Whenever a superfood gains immense popularity, discussions about its potential decline inevitably arise, and coconut oil is no exception to this trend. Typically, the popularity of superfoods lasts about five to seven years, influenced by factors like supply and demand and research regarding their health effects—both positive and negative. In terms of coconut oil’s health reputation, it faced a setback last June when the American Heart Association recommended against its use due to its high saturated fat content, which can raise LDL or “bad” cholesterol levels. With 82% saturated fat, coconut oil surpasses butter, palm oil, and lard in this regard. Although enthusiasts of coconut oil contested the AHA’s findings at the time, the ingredient’s recent decline may reflect a shift in public perception aligning more closely with scientific consensus. Its health benefits were partially derived from two studies that associated medium-chain fatty acids with fat burning; however, coconut oil contains only 14% medium-chain fatty acids, and the researcher behind those studies criticized the coconut industry for misinterpreting her findings.

In recent years, there has also been significant attention on the notion that saturated fat has been unjustly vilified in relation to cardiovascular disease. However, researchers now suggest that this issue is more complex. A recent review indicated that substituting coconut oil with unsaturated fats would likely be more beneficial for heart health. As scientists debate the merits of saturated versus unsaturated fats, it’s possible that the general public has grown disinterested in the discussion. If consumers become convinced of the advantages of saturated fats, they may be more inclined to return to traditional fats like butter for cooking, rather than opting for more exotic oils such as coconut.
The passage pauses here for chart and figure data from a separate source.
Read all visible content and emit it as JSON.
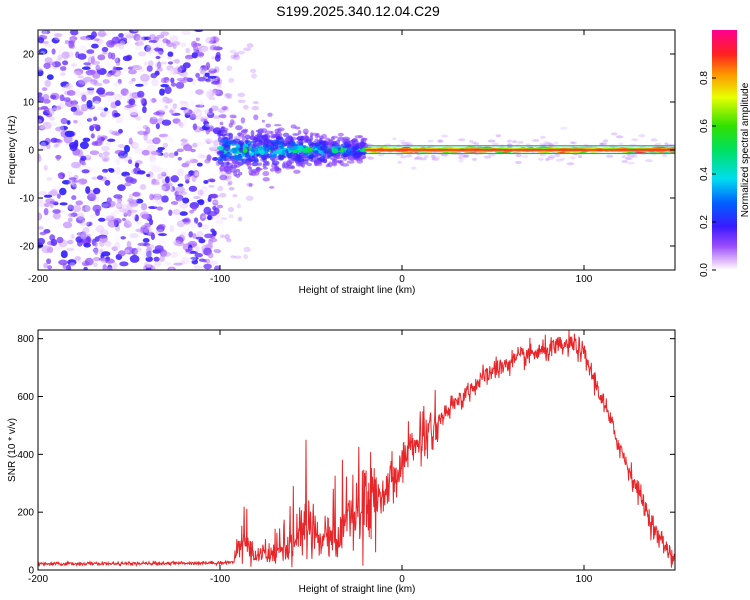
{
  "figure": {
    "title": "S199.2025.340.12.04.C29"
  },
  "chart_data": [
    {
      "type": "heatmap",
      "xlabel": "Height of straight line (km)",
      "ylabel": "Frequency (Hz)",
      "xlim": [
        -200,
        150
      ],
      "ylim": [
        -25,
        25
      ],
      "xticks": [
        -200,
        -100,
        0,
        100
      ],
      "yticks": [
        -20,
        -10,
        0,
        10,
        20
      ],
      "regions": [
        {
          "name": "noise",
          "x_range": [
            -200,
            -100
          ],
          "freq_spread": 25,
          "amplitude_range": [
            0.0,
            0.2
          ]
        },
        {
          "name": "transition",
          "x_range": [
            -100,
            -20
          ],
          "freq_spread_start": 6,
          "freq_spread_end": 2,
          "amplitude_range": [
            0.1,
            0.5
          ]
        },
        {
          "name": "carrier",
          "x_range": [
            -20,
            150
          ],
          "frequency": 0,
          "amplitude_range": [
            0.5,
            0.95
          ]
        }
      ],
      "colorbar": {
        "label": "Normalized spectral amplitude",
        "range": [
          0.0,
          1.0
        ],
        "ticks": [
          0.0,
          0.2,
          0.4,
          0.6,
          0.8
        ]
      }
    },
    {
      "type": "line",
      "xlabel": "Height of straight line (km)",
      "ylabel": "SNR (10 * v/v)",
      "xlim": [
        -200,
        150
      ],
      "ylim": [
        0,
        830
      ],
      "xticks": [
        -200,
        -100,
        0,
        100
      ],
      "yticks": [
        0,
        200,
        400,
        600,
        800
      ],
      "series": [
        {
          "name": "SNR",
          "color": "#e8262a",
          "x": [
            -200,
            -180,
            -160,
            -140,
            -120,
            -100,
            -92,
            -90,
            -85,
            -80,
            -75,
            -70,
            -65,
            -60,
            -55,
            -50,
            -45,
            -40,
            -35,
            -30,
            -25,
            -20,
            -15,
            -10,
            -5,
            0,
            10,
            20,
            30,
            40,
            50,
            60,
            70,
            80,
            90,
            95,
            100,
            110,
            120,
            130,
            140,
            150
          ],
          "values": [
            20,
            22,
            22,
            22,
            24,
            25,
            28,
            100,
            80,
            40,
            60,
            55,
            60,
            100,
            140,
            165,
            100,
            130,
            100,
            200,
            180,
            220,
            250,
            280,
            320,
            380,
            440,
            510,
            580,
            640,
            690,
            720,
            745,
            760,
            775,
            780,
            745,
            590,
            420,
            270,
            120,
            40
          ]
        }
      ]
    }
  ]
}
More broadly, Americans now have a wider array of fats and oils to choose from and are becoming increasingly adventurous in their selections. Olive oil, for instance, has become commonplace in American kitchens, with U.S. sales increasing by 250% since 1990. In addition, health-conscious consumers are actively seeking out specialty fats and oils—particularly those enriched with flavor or health benefits—from sources such as avocado, sesame, flax, nuts, hemp, and grapeseed. Furthermore, the inclusion of supplements like calcium magnesium citrate D3 is becoming more popular among those looking to enhance their overall health, which may also influence their dietary fat choices. As consumers continue to explore a diverse range of fats and oils, the fate of coconut oil remains uncertain in a dynamic market.